Donna Oriowo: I think one of the main things that I want to make sure that I say is that your job is to dismantle systems of oppression as they impact your clients. That is the job. That is the work. That is how we need to be moving. And part of how we move is to start with ourselves and then move outward from there. So, as you are dismantling systems of oppression, I’m just going to go ahead and say it, even though it’s tacky, hire these people. Hire Shawan. Hire Michael. Let them help you to move your practice and your agency and your work forward. This is one baby step. Your being here does not now mean that now you’re not racist or that now you’ve done all this work. And now that you’re ready to see black clients or that you’re ready to tackle this. It doesn’t mean any of that.
It means that you still have more work left to do. If you are a black clinician in this space, I mean you too. And I want to make sure I’m saying that because I think oftentimes we think that just because we’re black, that means that we have done our work and are able to help others in that work and that ain’t true.

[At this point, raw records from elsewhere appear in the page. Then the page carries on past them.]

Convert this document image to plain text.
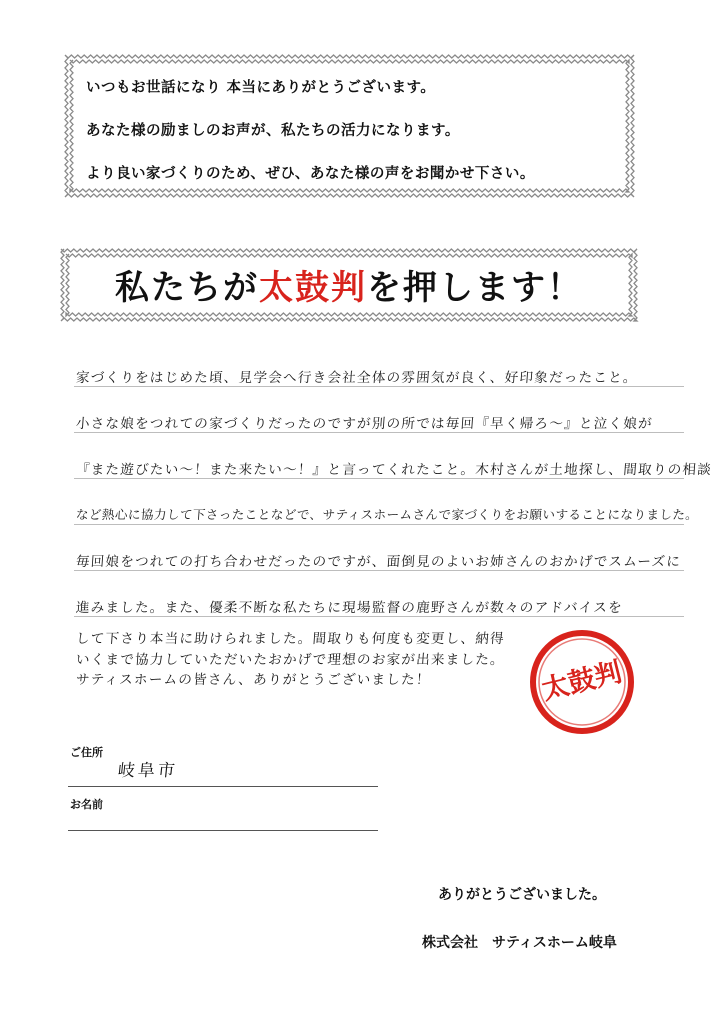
いつもお世話になり 本当にありがとうございます。
あなた様の励ましのお声が、私たちの活力になります。
より良い家づくりのため、ぜひ、あなた様の声をお聞かせ下さい。
私たちが太鼓判を押します！
家づくりをはじめた頃、見学会へ行き会社全体の雰囲気が良く、好印象だったこと。
小さな娘をつれての家づくりだったのですが別の所では毎回『早く帰ろ〜』と泣く娘が
『また遊びたい〜！また来たい〜！』と言ってくれたこと。木村さんが土地探し、間取りの相談
など熱心に協力して下さったことなどで、サティスホームさんで家づくりをお願いすることになりました。
毎回娘をつれての打ち合わせだったのですが、面倒見のよいお姉さんのおかげでスムーズに
進みました。また、優柔不断な私たちに現場監督の鹿野さんが数々のアドバイスを
して下さり本当に助けられました。間取りも何度も変更し、納得
いくまで協力していただいたおかげで理想のお家が出来ました。
サティスホームの皆さん、ありがとうございました！	太鼓判
ご住所
岐阜市
お名前
ありがとうございました。
株式会社　サティスホーム岐阜
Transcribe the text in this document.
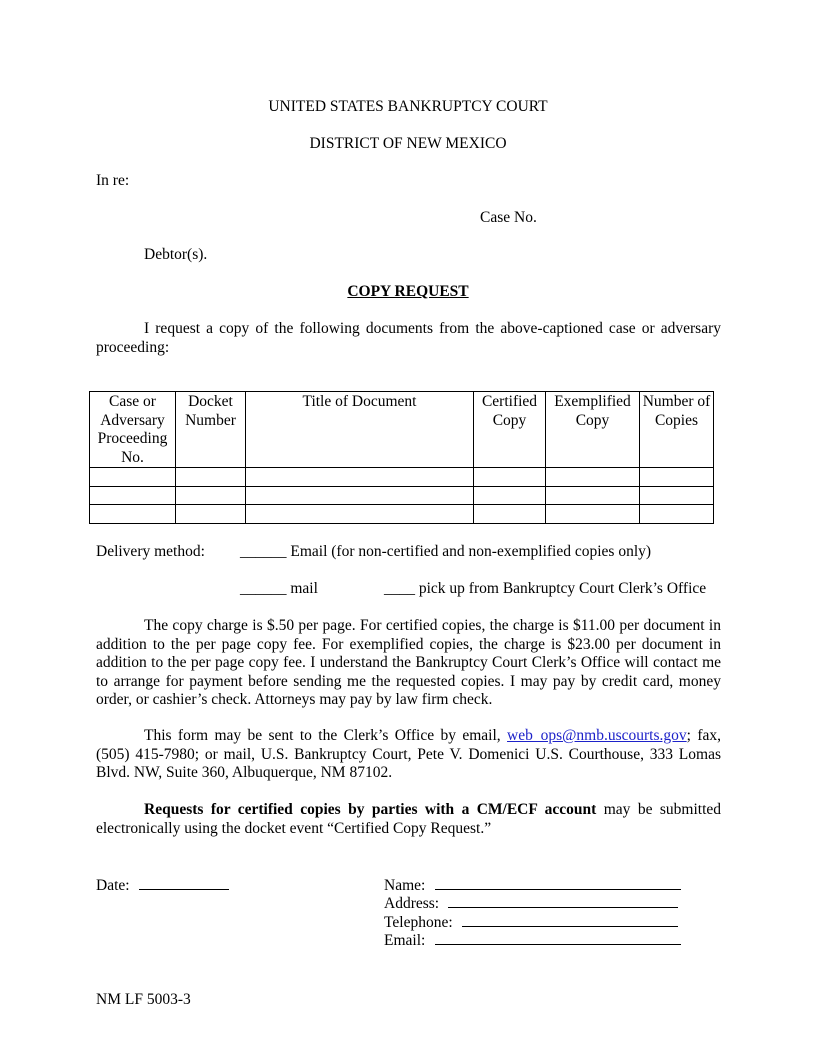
UNITED STATES BANKRUPTCY COURT
DISTRICT OF NEW MEXICO
In re:
Case No.
Debtor(s).
COPY REQUEST
I request a copy of the following documents from the above-captioned case or adversary proceeding:
Case or Adversary Proceeding No.	Docket Number	Title of Document	Certified Copy	Exemplified Copy	Number of Copies

Delivery method: ______ Email (for non-certified and non-exemplified copies only)
______ mail	____ pick up from Bankruptcy Court Clerk’s Office
The copy charge is $.50 per page. For certified copies, the charge is $11.00 per document in addition to the per page copy fee. For exemplified copies, the charge is $23.00 per document in addition to the per page copy fee. I understand the Bankruptcy Court Clerk’s Office will contact me to arrange for payment before sending me the requested copies. I may pay by credit card, money order, or cashier’s check. Attorneys may pay by law firm check.
This form may be sent to the Clerk’s Office by email, web_ops@nmb.uscourts.gov; fax, (505) 415-7980; or mail, U.S. Bankruptcy Court, Pete V. Domenici U.S. Courthouse, 333 Lomas Blvd. NW, Suite 360, Albuquerque, NM 87102.
Requests for certified copies by parties with a CM/ECF account may be submitted electronically using the docket event “Certified Copy Request.”
Date:	Name:
Address:
Telephone:
Email:
NM LF 5003-3
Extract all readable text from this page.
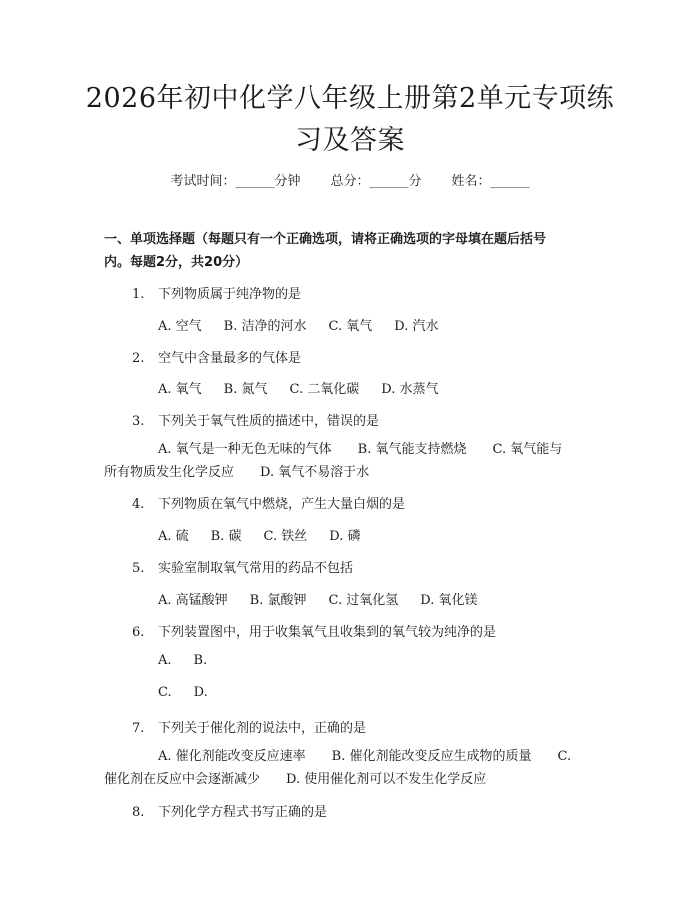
2026年初中化学八年级上册第2单元专项练
习及答案
考试时间：______分钟 总分：______分 姓名：______
一、单项选择题（每题只有一个正确选项，请将正确选项的字母填在题后括号
内。每题2分，共20分）
1. 下列物质属于纯净物的是
A. 空气 B. 洁净的河水 C. 氧气 D. 汽水
2. 空气中含量最多的气体是
A. 氧气 B. 氮气 C. 二氧化碳 D. 水蒸气
3. 下列关于氧气性质的描述中，错误的是
A. 氧气是一种无色无味的气体 B. 氧气能支持燃烧 C. 氧气能与
所有物质发生化学反应 D. 氧气不易溶于水
4. 下列物质在氧气中燃烧，产生大量白烟的是
A. 硫 B. 碳 C. 铁丝 D. 磷
5. 实验室制取氧气常用的药品不包括
A. 高锰酸钾 B. 氯酸钾 C. 过氧化氢 D. 氧化镁
6. 下列装置图中，用于收集氧气且收集到的氧气较为纯净的是
A. B.
C. D.
7. 下列关于催化剂的说法中，正确的是
A. 催化剂能改变反应速率 B. 催化剂能改变反应生成物的质量 C.
催化剂在反应中会逐渐减少 D. 使用催化剂可以不发生化学反应
8. 下列化学方程式书写正确的是
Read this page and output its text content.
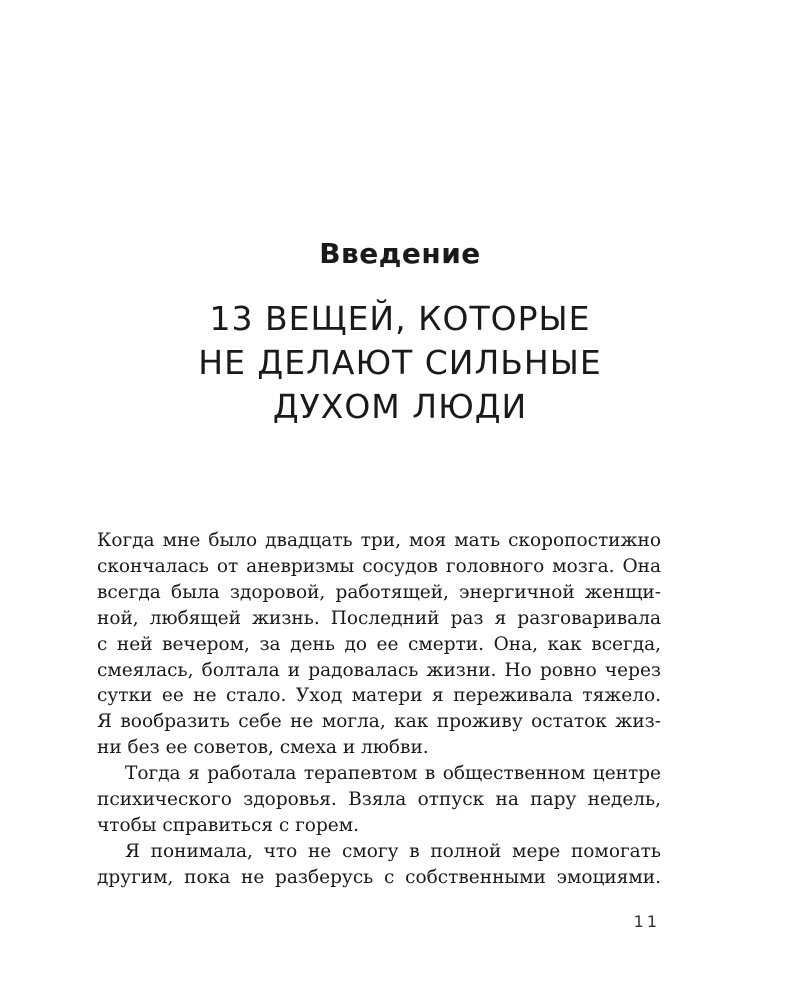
Введение
13 ВЕЩЕЙ, КОТОРЫЕ
НЕ ДЕЛАЮТ СИЛЬНЫЕ
ДУХОМ ЛЮДИ
Когда мне было двадцать три, моя мать скоропостижно
скончалась от аневризмы сосудов головного мозга. Она
всегда была здоровой, работящей, энергичной женщи-
ной, любящей жизнь. Последний раз я разговаривала
с ней вечером, за день до ее смерти. Она, как всегда,
смеялась, болтала и радовалась жизни. Но ровно через
сутки ее не стало. Уход матери я переживала тяжело.
Я вообразить себе не могла, как проживу остаток жиз-
ни без ее советов, смеха и любви.
Тогда я работала терапевтом в общественном центре
психического здоровья. Взяла отпуск на пару недель,
чтобы справиться с горем.
Я понимала, что не смогу в полной мере помогать
другим, пока не разберусь с собственными эмоциями.
11
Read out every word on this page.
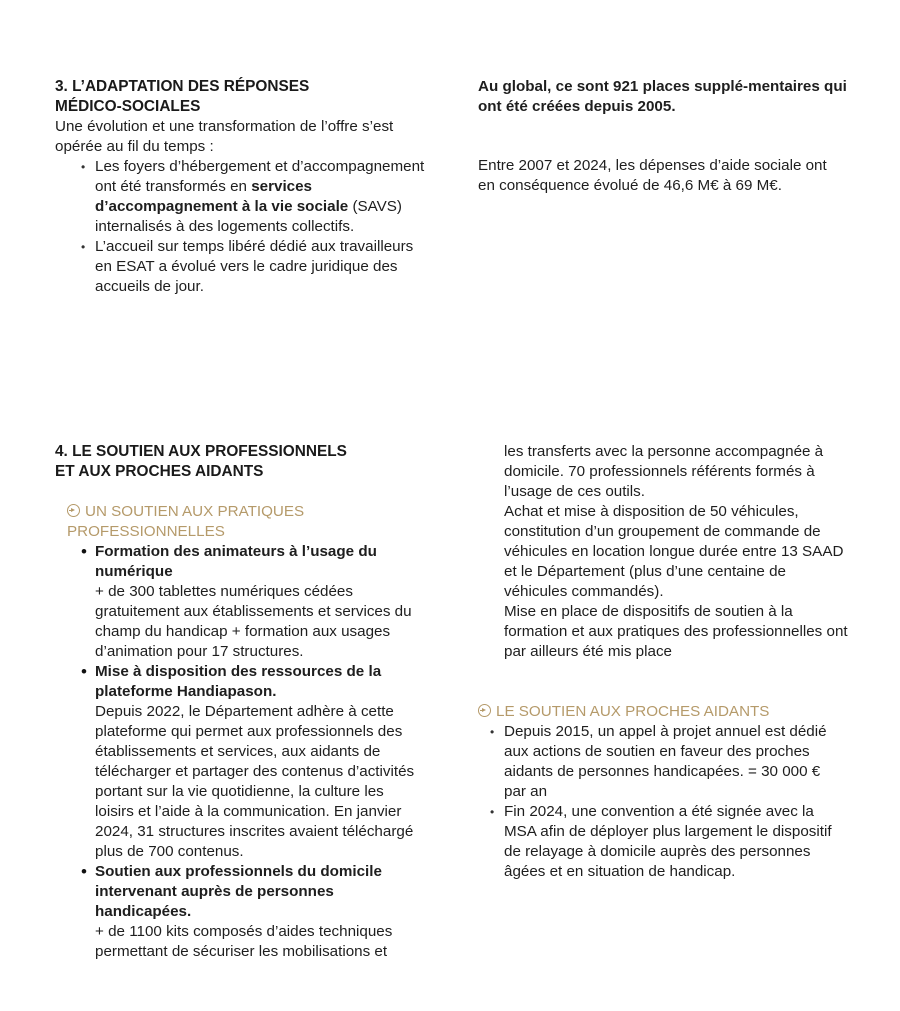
3. L’ADAPTATION DES RÉPONSES
MÉDICO-SOCIALES

Une évolution et une transformation de l’offre s’est opérée au fil du temps :

• Les foyers d’hébergement et d’accompagnement ont été transformés en services d’accompagnement à la vie sociale (SAVS) internalisés à des logements collectifs.
• L’accueil sur temps libéré dédié aux travailleurs en ESAT a évolué vers le cadre juridique des accueils de jour.

Au global, ce sont 921 places supplé-mentaires qui ont été créées depuis 2005.

Entre 2007 et 2024, les dépenses d’aide sociale ont en conséquence évolué de 46,6 M€ à 69 M€.

4. LE SOUTIEN AUX PROFESSIONNELS
ET AUX PROCHES AIDANTS
UN SOUTIEN AUX PRATIQUES
PROFESSIONNELLES
• Formation des animateurs à l’usage du numérique
+ de 300 tablettes numériques cédées gratuitement aux établissements et services du champ du handicap + formation aux usages d’animation pour 17 structures.
• Mise à disposition des ressources de la plateforme Handiapason.
Depuis 2022, le Département adhère à cette plateforme qui permet aux professionnels des établissements et services, aux aidants de télécharger et partager des contenus d’activités portant sur la vie quotidienne, la culture les loisirs et l’aide à la communication. En janvier 2024, 31 structures inscrites avaient téléchargé plus de 700 contenus.
• Soutien aux professionnels du domicile intervenant auprès de personnes handicapées.
+ de 1100 kits composés d’aides techniques permettant de sécuriser les mobilisations et

les transferts avec la personne accompagnée à domicile. 70 professionnels référents formés à l’usage de ces outils.

Achat et mise à disposition de 50 véhicules, constitution d’un groupement de commande de véhicules en location longue durée entre 13 SAAD et le Département (plus d’une centaine de véhicules commandés).

Mise en place de dispositifs de soutien à la formation et aux pratiques des professionnelles ont par ailleurs été mis place

LE SOUTIEN AUX PROCHES AIDANTS
• Depuis 2015, un appel à projet annuel est dédié aux actions de soutien en faveur des proches aidants de personnes handicapées. = 30 000 € par an
• Fin 2024, une convention a été signée avec la MSA afin de déployer plus largement le dispositif de relayage à domicile auprès des personnes âgées et en situation de handicap.
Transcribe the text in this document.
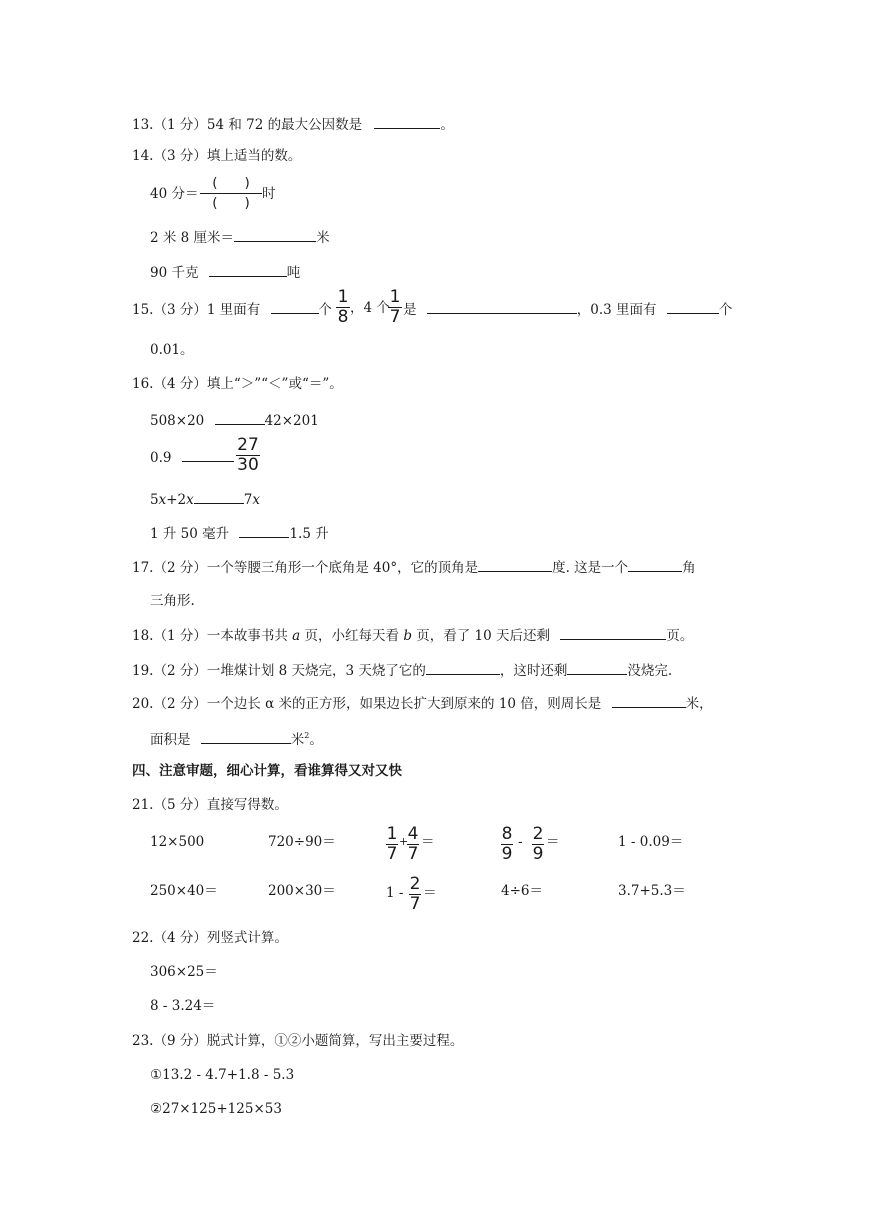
13.（1 分）54 和 72 的最大公因数是	。
14.（3 分）填上适当的数。
40 分＝
(　　)
(　　)
时
2 米 8 厘米＝	米
90 千克	吨
15.（3 分）1 里面有	个
1
8 ，4 个
1
7 是	，0.3 里面有	个
0.01。
16.（4 分）填上“＞”“＜”或“＝”。
508×20	42×201
0.9
27
30
5x+2x	7x
1 升 50 毫升	1.5 升
17.（2 分）一个等腰三角形一个底角是 40°，它的顶角是	度. 这是一个	角
三角形.
18.（1 分）一本故事书共 a 页，小红每天看 b 页，看了 10 天后还剩	页。
19.（2 分）一堆煤计划 8 天烧完，3 天烧了它的	，这时还剩	没烧完.
20.（2 分）一个边长 α 米的正方形，如果边长扩大到原来的 10 倍，则周长是	米，
面积是	米$^2$。
四、注意审题，细心计算，看谁算得又对又快
21.（5 分）直接写得数。
12×500	720÷90＝	1
7
+ 4
7
＝	8
9
- 2
9
＝	1 - 0.09＝
250×40＝	200×30＝	1 - 2
7
＝	4÷6＝	3.7+5.3＝
22.（4 分）列竖式计算。
306×25＝
8 - 3.24＝
23.（9 分）脱式计算，①②小题简算，写出主要过程。
①13.2 - 4.7+1.8 - 5.3
②27×125+125×53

So for my black folk on here, for my people of color and my black folk on here, I also need us to be thinking about colorism and how we are using people’s skin tones to also further oppression and how this is a child of racism that a lot of us have not even begun to take a look at. We have work to do on us as well as whites. Let white people dismantle the systems that they put in place. Let us dismantle the ones that they put within us. Let’s take that apart. Let’s tear that asunder and let them worry about the other piece.
Ben Caldwell: Thank you very much. Shawan?
Shawan Worsley: You know, I think today is George Floyd’s funeral and they’re honoring him. And I think that this forum honors him and I’m honored to be on here with Ben and Michael and Donna. First of all, they’re all dope, right? Like we are talking about awesome, amazing people. And I think it has cost each of them something to be here. And I think if you are truly committed to the black community, to this work, take a step. Decide that you are going to do something and actively do it. Right?
Donna is right. You can’t just sit there. You actually have to do something and you actually have to decide today and do it. Make a phone call. Right? Figure out who you need to be in contact with so that you can be better equipped to be the clinicians that we need to be, and to take the field where we needed to go. Right? If we want to actually help people, let’s change this field. Right? And that starts with each one of us actually doing the work that we need to do.
Ben Caldwell: On that note. Thank each of you so, so much. Really appreciate your time and your expertise today. To everyone in attendance, thank you so much for attending today. And once again, there’ll be a recording made available. Should be receiving that via email no later than tomorrow. Thank you very much. Have a wonderful afternoon.